По крайней мере, это было самое крупное строение из всех, что попадались ранее. Интересно, они не зря пошли сразу к Шаману, а не в отель? Может не особо вежливо завалиться в гости к незнакомцу на ночевку и ужин. Хотя кто знает, в Аркании немного другие обычаи и привычки…
Кто-то больно схватил Нику за руку и резко дернул, разворачивая к себе. Девушка вскрикнула от внезапной боли, но тут же испуганно замолчала, когда увидела нападавшего.
Статуя тихо подкралась сзади, пока они рассматривали площадь.
Ника чувствовала на своих плечах твердый холодный захват. Жесткие, каменные пальцы крепко держали ее за плечи, впиваясь в мышцы. Статуя угрожающе нависла над девушкой, приблизив к ней свое серое, безжизненное лицо. Кожа нападавшего вся была в тонкой сеточке трещин. Пустые глазницы и каменный холод, идущий от этого существа, вселяли почти суеверный ужас.
Если бы он не двигался, то действительно походил бы на обычную статую, древнюю и чуть неухоженную. Судя по всему мужчина, в каком-то сложном наряде с кружевным воротником и такими же манжетами.
Сердце учащенно билось, руки под каменными пальцами болели, а странный трепет в груди не давал дышать. Последнее не было ощущениями Ники — это котенок во внутреннем кармане куртки тоже перепугался и начал дрожать. Только бы малыша не задело…
Боковым зрением Ника видела, как к ней рванул Макс, но Майя очень быстро преградила ему дорогу, поспешно выпалив:
— Нельзя нападать на статуи!
Ника постаралась не дышать и не двигаться, статуя напротив тоже замерла, правда, не ослабляла каменный захват на плечах. Снова будут синяки, а ведь прошлые еще даже не сошли! Главное, чтобы кость не сломал… От боли хотелось кричать, но страх вынуждал девушку прикусывать губу и молчать.
Если нельзя нападать, нельзя убежать, что тогда, черт возьми, делать⁈ Молча терпеть боль Ника долго не сможет, а как стряхнуть с себя захват каменных пальцев, она не имела представления. Ника-то и с обычным мужчиной не справится в драке, а уж с паранормальной ожившей скульптурой — так и подавно.
Но тут в поле зрения появилась Майя, которая заглянула в лицо статуе и вежливо проговорила:
— Расскажи свою историю!
Каменный мужчина тут же разжал пальцы, державшие Нику, и повернулся к Майе. От быстрых движений с него начала сыпаться серая пыль.
Ника едва сдержала стон и, согнувшись от боли, отшатнулась подальше. Но, кажется, каменный человек уже потерял к ней всякий интерес. Он стоял, распрямившись и расправив плечи, оглядывая слушателей перед ним пустыми глазницами.
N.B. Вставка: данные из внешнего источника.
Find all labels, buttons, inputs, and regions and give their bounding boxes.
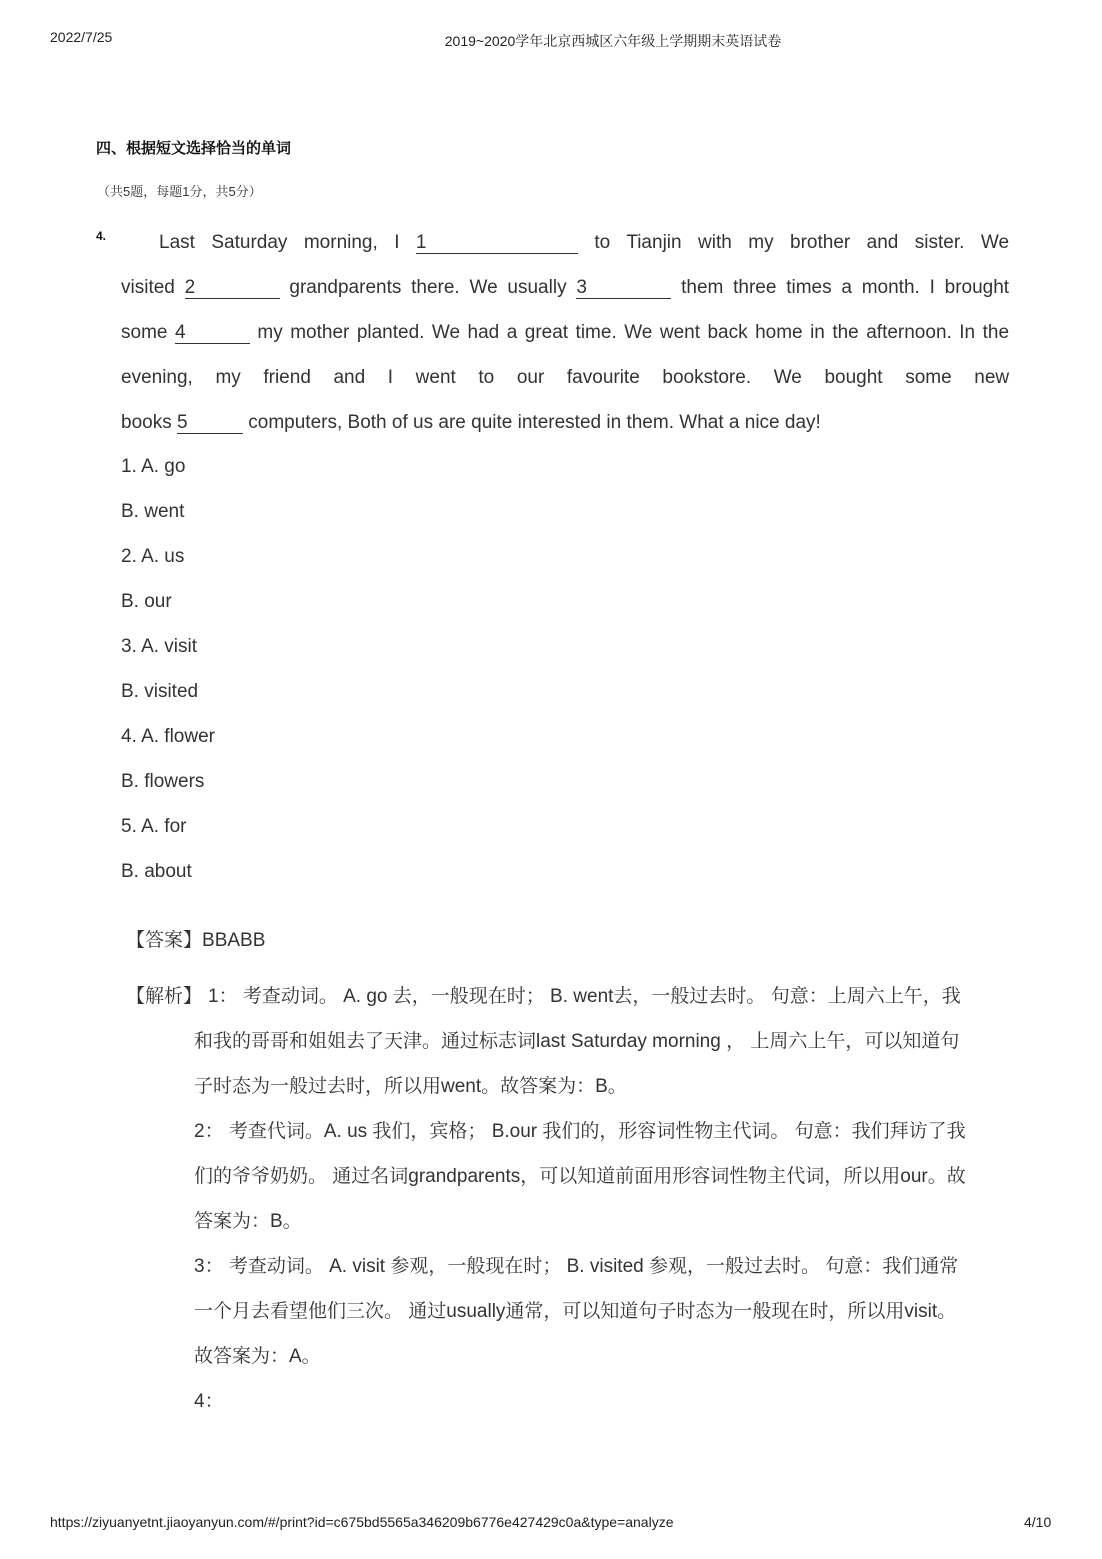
option-item[interactable]: 5. A. for bbox=[121, 816, 187, 837]
analysis-line: 子时态为一般过去时，所以用went。故答案为：B。 bbox=[194, 1076, 627, 1097]
option-item[interactable]: 4. A. flower bbox=[121, 726, 215, 747]
passage-word: in bbox=[810, 322, 825, 343]
analysis-line: 4： bbox=[194, 1391, 224, 1412]
document-title: 2019~2020学年北京西城区六年级上学期期末英语试卷 bbox=[444, 33, 782, 49]
passage-word: times bbox=[786, 277, 832, 298]
passage-word: bought bbox=[824, 367, 883, 388]
passage-word: We bbox=[431, 322, 461, 343]
passage-word: Tianjin bbox=[626, 232, 682, 253]
section-title: 四、根据短文选择恰当的单词 bbox=[96, 140, 292, 157]
passage-word: new bbox=[974, 367, 1010, 388]
passage-word: grandparents bbox=[289, 277, 402, 298]
cloze-passage bbox=[121, 220, 1009, 445]
passage-word: went bbox=[659, 322, 700, 343]
passage-word: favourite bbox=[566, 367, 640, 388]
analysis-line: 一个月去看望他们三次。 通过usually通常，可以知道句子时态为一般现在时，所以用visit。 bbox=[194, 1301, 957, 1322]
passage-word: In bbox=[959, 322, 976, 343]
passage-word: Last bbox=[159, 232, 195, 253]
option-item[interactable]: B. flowers bbox=[121, 771, 205, 792]
passage-word: my bbox=[257, 322, 283, 343]
passage-word: brother bbox=[790, 232, 851, 253]
passage-word: brought bbox=[944, 277, 1010, 298]
print-date: 2022/7/25 bbox=[50, 29, 113, 45]
answer-label: 【答案】 bbox=[126, 930, 203, 951]
passage-word: three bbox=[733, 277, 777, 298]
option-item[interactable]: B. about bbox=[121, 861, 192, 882]
passage-word: computers, bbox=[248, 412, 343, 433]
passage-word: What bbox=[679, 412, 724, 433]
passage-word: my bbox=[215, 367, 241, 388]
page-number: 4/10 bbox=[1024, 1514, 1052, 1530]
passage-word: We bbox=[773, 367, 802, 388]
passage-word: I bbox=[929, 277, 935, 298]
passage-word: them. bbox=[626, 412, 674, 433]
passage-word: day! bbox=[784, 412, 821, 433]
passage-word: planted. bbox=[356, 322, 425, 343]
passage-line bbox=[121, 400, 1009, 445]
blank-5[interactable]: 5 bbox=[177, 412, 243, 434]
option-item[interactable]: 1. A. go bbox=[121, 456, 186, 477]
passage-word: Both bbox=[347, 412, 387, 433]
analysis-line: 2： 考查代词。A. us 我们，宾格； B.our 我们的，形容词性物主代词。 句意：我们拜访了我 bbox=[194, 1121, 966, 1142]
analysis-line: 和我的哥哥和姐姐去了天津。通过标志词last Saturday morning ， 上周六上午，可以知道句 bbox=[194, 1031, 960, 1052]
analysis-line: 们的爷爷奶奶。 通过名词grandparents，可以知道前面用形容词性物主代词，所以用our。故 bbox=[194, 1166, 966, 1187]
passage-word: We bbox=[624, 322, 653, 343]
passage-word: back bbox=[707, 322, 748, 343]
passage-word: quite bbox=[471, 412, 513, 433]
passage-word: a bbox=[728, 412, 740, 433]
passage-word: friend bbox=[263, 367, 311, 388]
analysis-line: 故答案为：A。 bbox=[194, 1346, 321, 1367]
passage-word: We bbox=[980, 232, 1010, 253]
passage-word: a bbox=[506, 322, 518, 343]
passage-word: my bbox=[748, 232, 774, 253]
passage-word: to bbox=[478, 367, 495, 388]
option-item[interactable]: 2. A. us bbox=[121, 546, 185, 567]
passage-word: went bbox=[415, 367, 456, 388]
passage-word: some bbox=[121, 322, 168, 343]
passage-word: home bbox=[755, 322, 803, 343]
passage-word: are bbox=[438, 412, 466, 433]
passage-word: time. bbox=[575, 322, 617, 343]
passage-word: great bbox=[524, 322, 569, 343]
passage-line bbox=[121, 355, 1009, 400]
passage-word: with bbox=[698, 232, 732, 253]
passage-line bbox=[121, 310, 1009, 355]
passage-word: some bbox=[905, 367, 952, 388]
passage-word: sister. bbox=[914, 232, 965, 253]
passage-word: month. bbox=[861, 277, 920, 298]
blank-1[interactable]: 1 bbox=[416, 232, 578, 254]
option-item[interactable]: B. went bbox=[121, 501, 185, 522]
passage-word: usually bbox=[507, 277, 567, 298]
passage-word: morning, bbox=[303, 232, 378, 253]
passage-word: interested bbox=[517, 412, 602, 433]
footer-url: https://ziyuanyetnt.jiaoyanyun.com/#/print?id=c675bd5565a346209b6776e427429c0a&type=analyze bbox=[50, 1514, 674, 1530]
answer-value: BBABB bbox=[202, 930, 266, 951]
passage-word: evening, bbox=[121, 367, 193, 388]
analysis-label: 【解析】 bbox=[126, 986, 203, 1007]
passage-word: the bbox=[832, 322, 859, 343]
passage-word: a bbox=[841, 277, 852, 298]
passage-word: We bbox=[469, 277, 498, 298]
passage-word: there. bbox=[411, 277, 460, 298]
question-number: 4. bbox=[96, 229, 107, 243]
blank-3[interactable]: 3 bbox=[576, 277, 671, 299]
blank-2[interactable]: 2 bbox=[185, 277, 280, 299]
answer-row bbox=[126, 925, 265, 952]
option-item[interactable]: B. our bbox=[121, 591, 172, 612]
passage-word: to bbox=[594, 232, 611, 253]
passage-word: had bbox=[467, 322, 500, 343]
passage-word: afternoon. bbox=[866, 322, 952, 343]
passage-word: nice bbox=[744, 412, 780, 433]
passage-word: the bbox=[982, 322, 1010, 343]
passage-word: and bbox=[333, 367, 366, 388]
blank-4[interactable]: 4 bbox=[175, 322, 250, 344]
option-item[interactable]: 3. A. visit bbox=[121, 636, 198, 657]
passage-line bbox=[121, 220, 1009, 265]
passage-word: in bbox=[606, 412, 622, 433]
passage-word: I bbox=[387, 367, 394, 388]
option-item[interactable]: B. visited bbox=[121, 681, 199, 702]
passage-word: books bbox=[121, 412, 172, 433]
passage-word: bookstore. bbox=[662, 367, 752, 388]
passage-word: and bbox=[866, 232, 899, 253]
passage-word: our bbox=[516, 367, 545, 388]
passage-word: us bbox=[413, 412, 434, 433]
passage-line bbox=[121, 265, 1009, 310]
section-note: （共5题，每题1分，共5分） bbox=[97, 184, 262, 199]
passage-word: visited bbox=[121, 277, 175, 298]
analysis-line: 1： 考查动词。 A. go 去，一般现在时； B. went去，一般过去时。 句意：上周六上午，我 bbox=[208, 986, 961, 1007]
passage-word: of bbox=[391, 412, 408, 433]
passage-word: Saturday bbox=[211, 232, 288, 253]
passage-word: I bbox=[394, 232, 400, 253]
passage-word: mother bbox=[290, 322, 350, 343]
passage-word: them bbox=[681, 277, 724, 298]
analysis-line: 3： 考查动词。 A. visit 参观，一般现在时； B. visited 参观，一般过去时。 句意：我们通常 bbox=[194, 1256, 959, 1277]
analysis-line: 答案为：B。 bbox=[194, 1211, 302, 1232]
Затем с гордостью проговорил, извергая облачка пыли:
— Меня зовут Корен, я спас в горах при обвале сорок два человека, — говорил он, а от звуков его голоса по спине Ники ползли мурашки. Странный, чужеродный голос, не живой и не мертвый, словно грохот камней при оползне складывался в слова.
Макс тут же оказался рядом, бережно обнимая Нику и защищая своим телом от нового возможного нападения. Но каменный человек не двигался и лишь рассказывал свою историю.
Он все говорил и говорил, о том, как по одному вытаскивал людей из-под завала, как у него кончилась вода и еда, как он сломал руку, но продолжал спасательную операцию.
Сначала Нику начал разбирать неуместный смех, наверное, от стресса и боли. Забавно же — ее поймал монстр из другого мира, чтобы рассказать историю своей жизни. Девушка знавала таких людей. Чаще всего они были пожилыми и одинокими, с ними никто не разговаривал, никто никогда не слушал. И если проявить хоть каплю сочувствия или интереса, они могли часами рассказывать о себе, о событиях прошлого, беспрерывно и грустно.
Но статуя напротив все говорила, и этот чужеродный, страшный голос постепенно завораживал Нику, и смеяться больше не хотелось.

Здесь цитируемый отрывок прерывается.